The Zimbabwe National Traditional Healers’ Association (Zinatha) says it plans to meet Police Commissioner-General Augustine Chihuri to demand the arrest of members of the police allegedly working in cahoots with witch-hunters commonly known as anatsikamutanda.
Zinatha spokesperson Jennifer Mawuzhendi on Tuesday told NewsDay that the witch-hunters were a disgrace to traditional healers and brought the name of the organisation into disrepute.
“We are engaging the police commissioner over such activities. Our concern and question is why would police clear cattle in such illegal activities?” Mawuzhendi asked.
“Police members who cleared the cattle during these activities and the chief who allowed these tsikamutanda in their areas must be probed and arrested,” she said.
“The activities are illegal and villagers are being duped.” she said.
Mawuzhendi said Zinatha president Gordon Chavunduka would meet Chihuri soon over the matter.
She said the bogus witch-hunters used fake names, which made it difficult for them to be identified wherever they went.
Mawuzhendi alleged one Maguranyanga had run away from the Domboshawa area on the outskirts of Harare recently after Zinatha learnt of his activities and made a report to the police.
“Police wanted to arrest him and he ran away, only to hear of him causing havoc in Zvishavane. Maguranyanga is not his real name.
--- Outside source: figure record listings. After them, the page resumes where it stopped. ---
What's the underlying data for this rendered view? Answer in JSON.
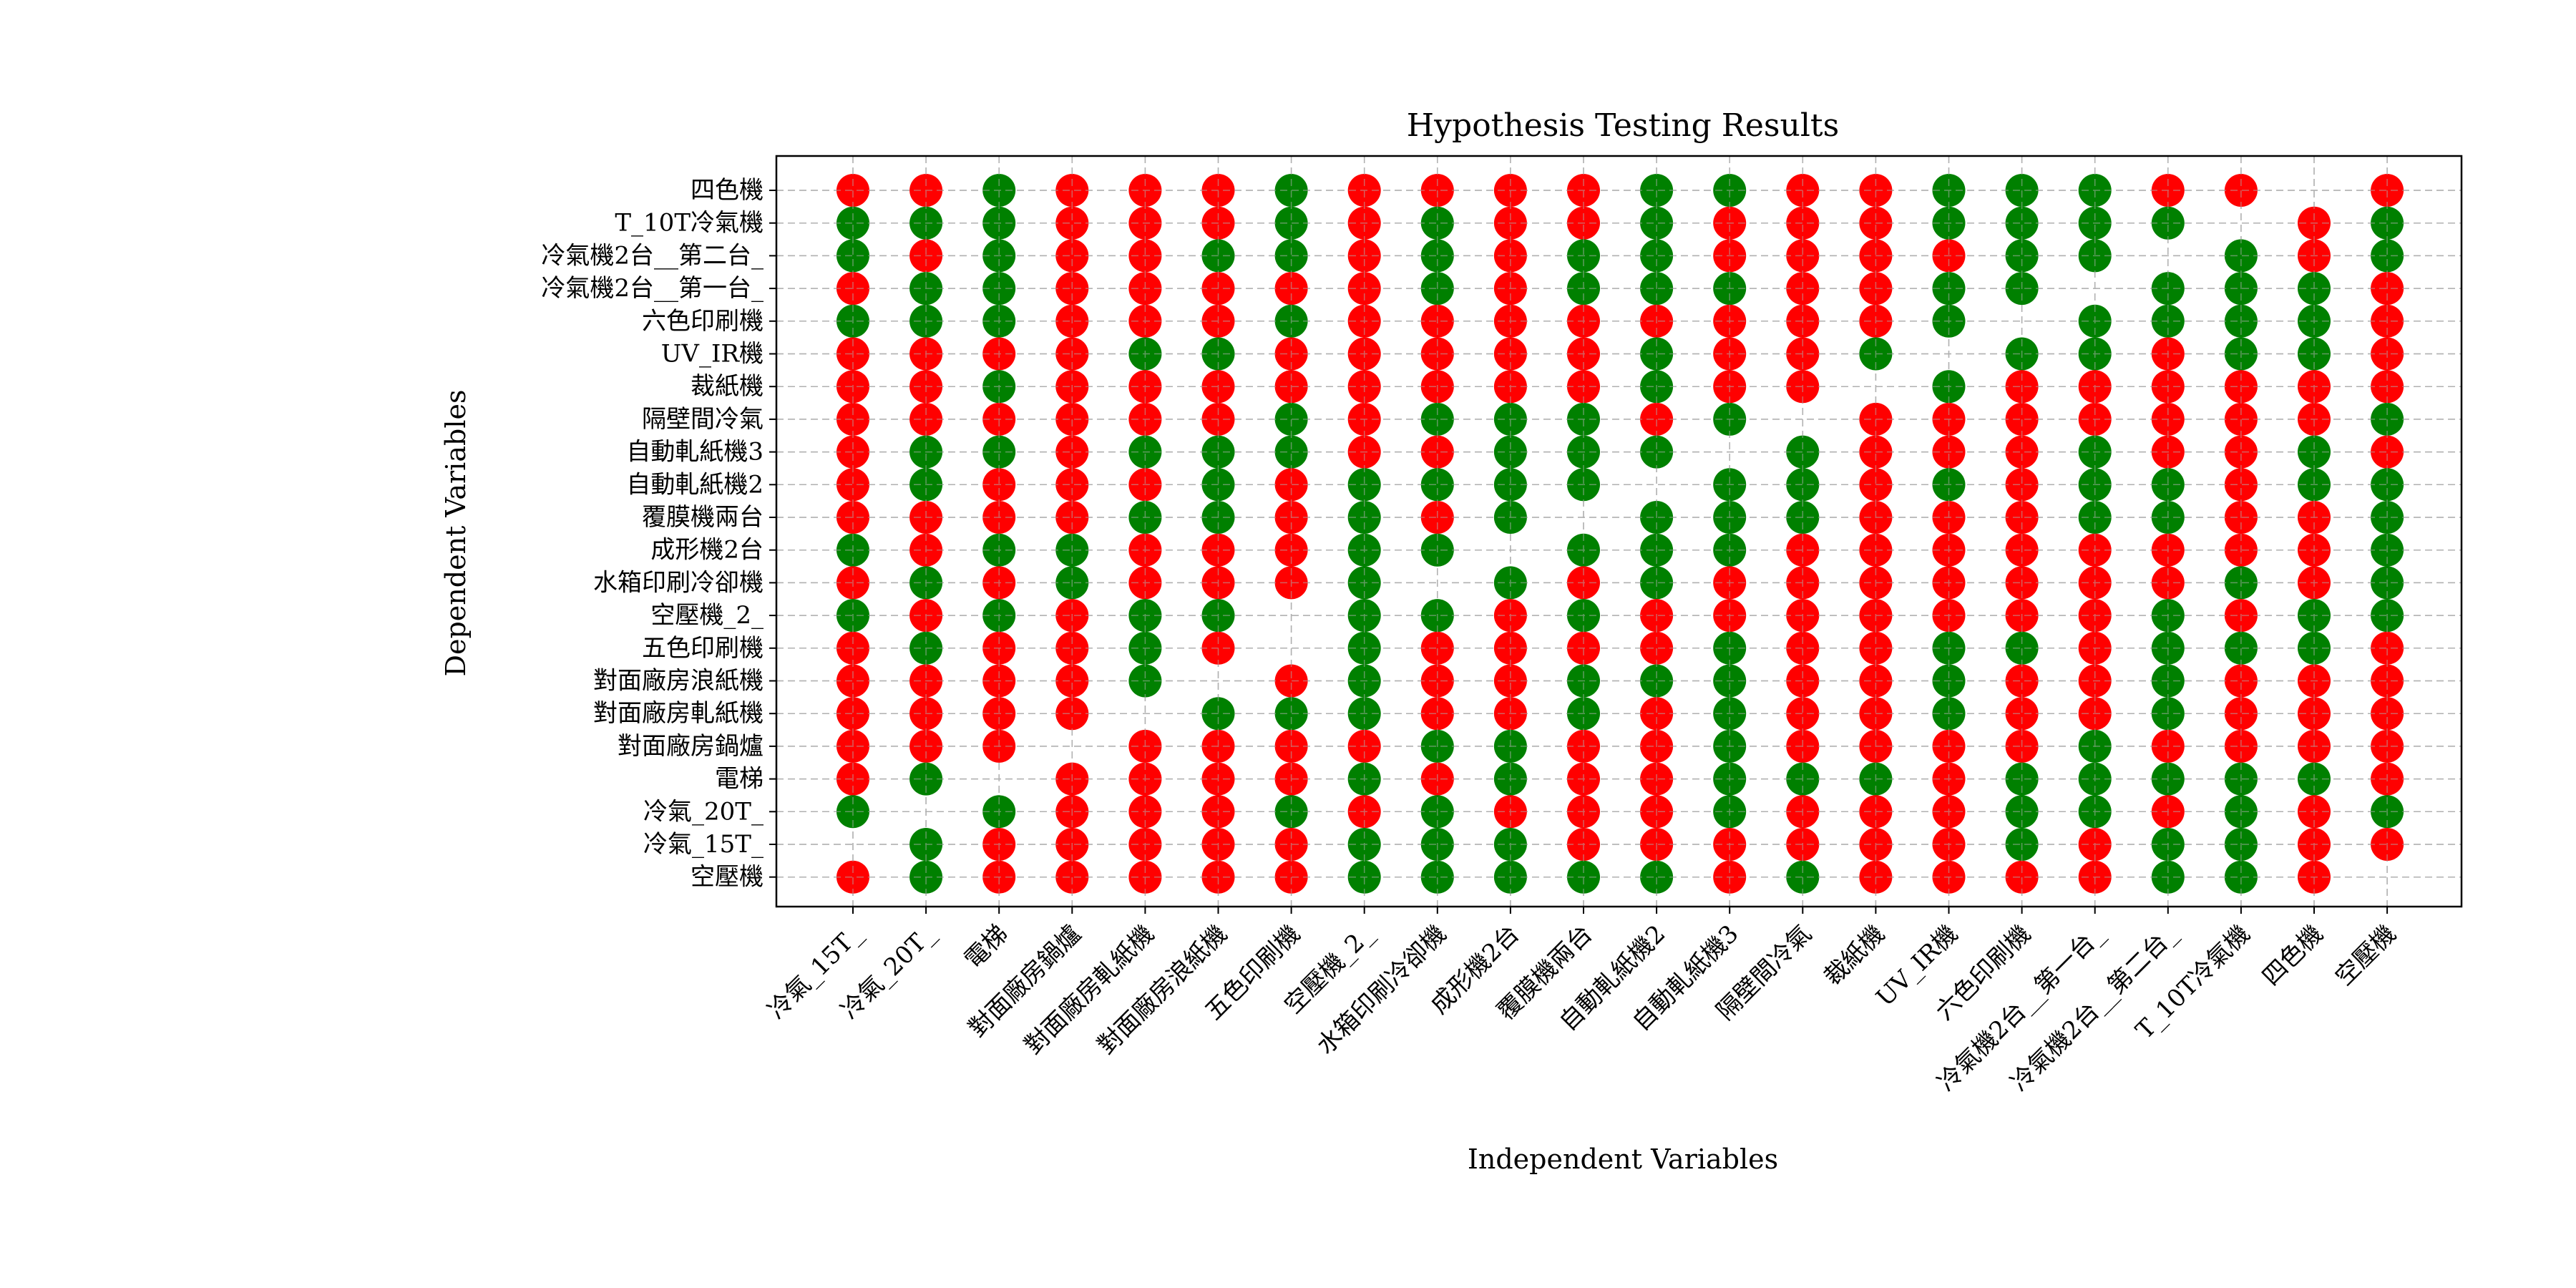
{
  "chart_data": {
    "type": "scatter",
    "title": "Hypothesis Testing Results",
    "xlabel": "Independent Variables",
    "ylabel": "Dependent Variables",
    "grid": true,
    "colors": {
      "sig": "#008000",
      "nonsig": "#ff0000"
    },
    "legend": "none",
    "x_categories": [
      "冷氣_15T_",
      "冷氣_20T_",
      "電梯",
      "對面廠房鍋爐",
      "對面廠房軋紙機",
      "對面廠房浪紙機",
      "五色印刷機",
      "空壓機_2_",
      "水箱印刷冷卻機",
      "成形機2台",
      "覆膜機兩台",
      "自動軋紙機2",
      "自動軋紙機3",
      "隔壁間冷氣",
      "裁紙機",
      "UV_IR機",
      "六色印刷機",
      "冷氣機2台__第一台_",
      "冷氣機2台__第二台_",
      "T_10T冷氣機",
      "四色機",
      "空壓機"
    ],
    "y_categories": [
      "四色機",
      "T_10T冷氣機",
      "冷氣機2台__第二台_",
      "冷氣機2台__第一台_",
      "六色印刷機",
      "UV_IR機",
      "裁紙機",
      "隔壁間冷氣",
      "自動軋紙機3",
      "自動軋紙機2",
      "覆膜機兩台",
      "成形機2台",
      "水箱印刷冷卻機",
      "空壓機_2_",
      "五色印刷機",
      "對面廠房浪紙機",
      "對面廠房軋紙機",
      "對面廠房鍋爐",
      "電梯",
      "冷氣_20T_",
      "冷氣_15T_",
      "空壓機"
    ],
    "legend_note": "Rows listed top to bottom; each row string gives columns left to right. G = green, R = red, . = no marker.",
    "matrix": [
      "RRGRRRGRRRRGGRRGGGRR.R",
      "GGGRRRGRGRRGRRRGGGG.RG",
      "GRGRRGGRGRGGRRRRGG.GRG",
      "RGGRRRRRGRGGGRRGG.GGGR",
      "GGGRRRGRRRRRRRRG.GGGGR",
      "RRRRGGRRRRRGRRG.GGRGGR",
      "RRGRRRRRRRRGRR.GRRRRRR",
      "RRRRRRGRGGGRG.RRRRRRRG",
      "RGGRGGGRRGGG.GRRRGRRGR",
      "RGRRRGRGGGG.GGRGRGGRGG",
      "RRRRGGRGRG.GGGRRRGGRRG",
      "GRGGRRRGG.GGGRRRRRRRRG",
      "RGRGRRRG.GRGRRRRRRRGRG",
      "GRGRGG.GGRGRRRRRRRGRGG",
      "RGRRGR.GRRRRGRRGGRGGGR",
      "RRRRG.RGRRGGGRRGRRGRRR",
      "RRRR.GGGRRGRGRRGRRGRRR",
      "RRR.RRRRGGRRGRRRRGRRRR",
      "RG.RRRRGRGRRGGGRGGGGGR",
      "G.GRRRGRGRRRGRRRGGRGRG",
      ".GRRRRRGGGRRRRRRGRGGRR",
      "RGRRRRRGGGGGRGRRRRGGR."
    ]
  }
}
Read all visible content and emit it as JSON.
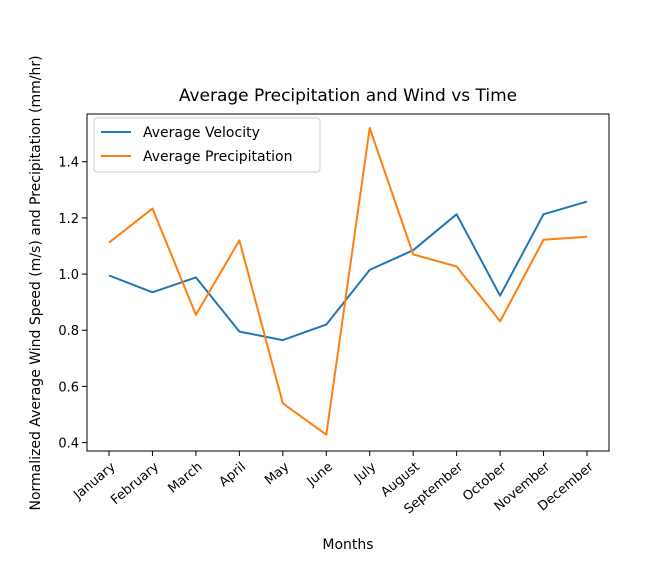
{
  "chart_data": {
    "type": "line",
    "title": "Average Precipitation and Wind vs Time",
    "xlabel": "Months",
    "ylabel": "Normalized Average Wind Speed (m/s) and Precipitation (mm/hr)",
    "categories": [
      "January",
      "February",
      "March",
      "April",
      "May",
      "June",
      "July",
      "August",
      "September",
      "October",
      "November",
      "December"
    ],
    "series": [
      {
        "name": "Average Velocity",
        "color": "#1f77b4",
        "values": [
          0.995,
          0.935,
          0.988,
          0.795,
          0.765,
          0.82,
          1.015,
          1.085,
          1.213,
          0.923,
          1.213,
          1.258
        ]
      },
      {
        "name": "Average Precipitation",
        "color": "#ff7f0e",
        "values": [
          1.112,
          1.233,
          0.855,
          1.12,
          0.54,
          0.428,
          1.52,
          1.07,
          1.027,
          0.832,
          1.122,
          1.133
        ]
      }
    ],
    "yticks": [
      "0.4",
      "0.6",
      "0.8",
      "1.0",
      "1.2",
      "1.4"
    ],
    "ylim": [
      0.37,
      1.57
    ],
    "grid": false,
    "legend_position": "upper left"
  }
}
According to our investigations, his name is Emmanuel,” said Mawuzhendi.
The association called on the police to investigate and arrest the witch-hunters, traditional leaders and police members allegedly implicated in the activities.
On Tuesday police denied allegations that members of the force were clearing cattle used by villagers in Zvishavane to pay the self-styled traditional healers.
Midlands police spokesperson Inspector Patrick Chademana said it was not true that police were involved in such activities saying police would instead arrest the culprits.
Headman Samuel Venge Shiku and some kraal heads in Zvishavane on Friday confirmed anatsikamutanda namely Gaurani, Maguranyanga and Ngwenya, were “cleansing” Zvishavane villages of witchcraft and evil spells since last year.
Those accused of witchcraft are reportedly made to pay two beasts for exorcism while “victims” were charged a beast or less depending on their level of affliction.